To inject the humidity value into the STC31 sensor, use the command 0x3624 followed by the value of $HUMRAW. The rest of the task is identical. The measure task thus becomes:

assert isset($started) writeLine {S}E03517{P} wait 1 expect 70:{A}{A}{A} writeLine {S}E07866{P} expect 70:{A}{A}{A} wait 15 writeLine {S}E1{A}xx{A}xx{A}xx{A}xx{A}xx{N}{P} expect 70:{A}($TEMPRAW:WORD)($CRC:BYTE)($HUMRAW:WORD).* compute $2=-45+175*$TEMPRAW/65536 compute $3=100*$HUMRAW/65536 writeVar {S}523624($HUMRAW:WORD){P} expect 29:{A}{A}{A}{A}{A} writeLine {S}52362F03C1{P} expect 29:{A}{A}{A}{A}{A} writeLine {S}523639{P} wait 75 writeLine {S}53xx{A}xx{N}{P} expect 29:{A}($CO2RAW:WORD) compute $1=100*($CO2RAW-16384)/32768


This time, when we place our finger on the sensor, the sudden change in humidity continues to disturb the sensor, but we can see that the compensation has an effect on the measure. Even if this compensation is not perfect, the compensated measure remains within the 0.5% limit announced in the datasheet.

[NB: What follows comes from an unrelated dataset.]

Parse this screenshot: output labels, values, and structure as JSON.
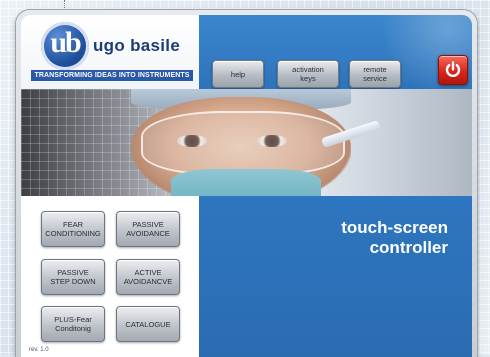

With humidity compensation, it's somewhat better
With humidity compensation, it's somewhat better


Conclusion

Sensirion's STC31 sensor may be of interest to you if you need to measure high concentrations of CO2, but accuracy is not a top priority. However, it is clearly not interchangeable with the SCD30 found on the Yocto-C02-V2, as the two sensors have a measure range and accuracy that have nothing in common. What's more, it's apparently essential to couple the STC31 with a humidity sensor, otherwise its accuracy is likely to be significantly affected. Sensirion's STC31 sensor can easily be interrogated with a Yocto-I2C. If you'd like to try it yourself, you can download the job we wrote for this test.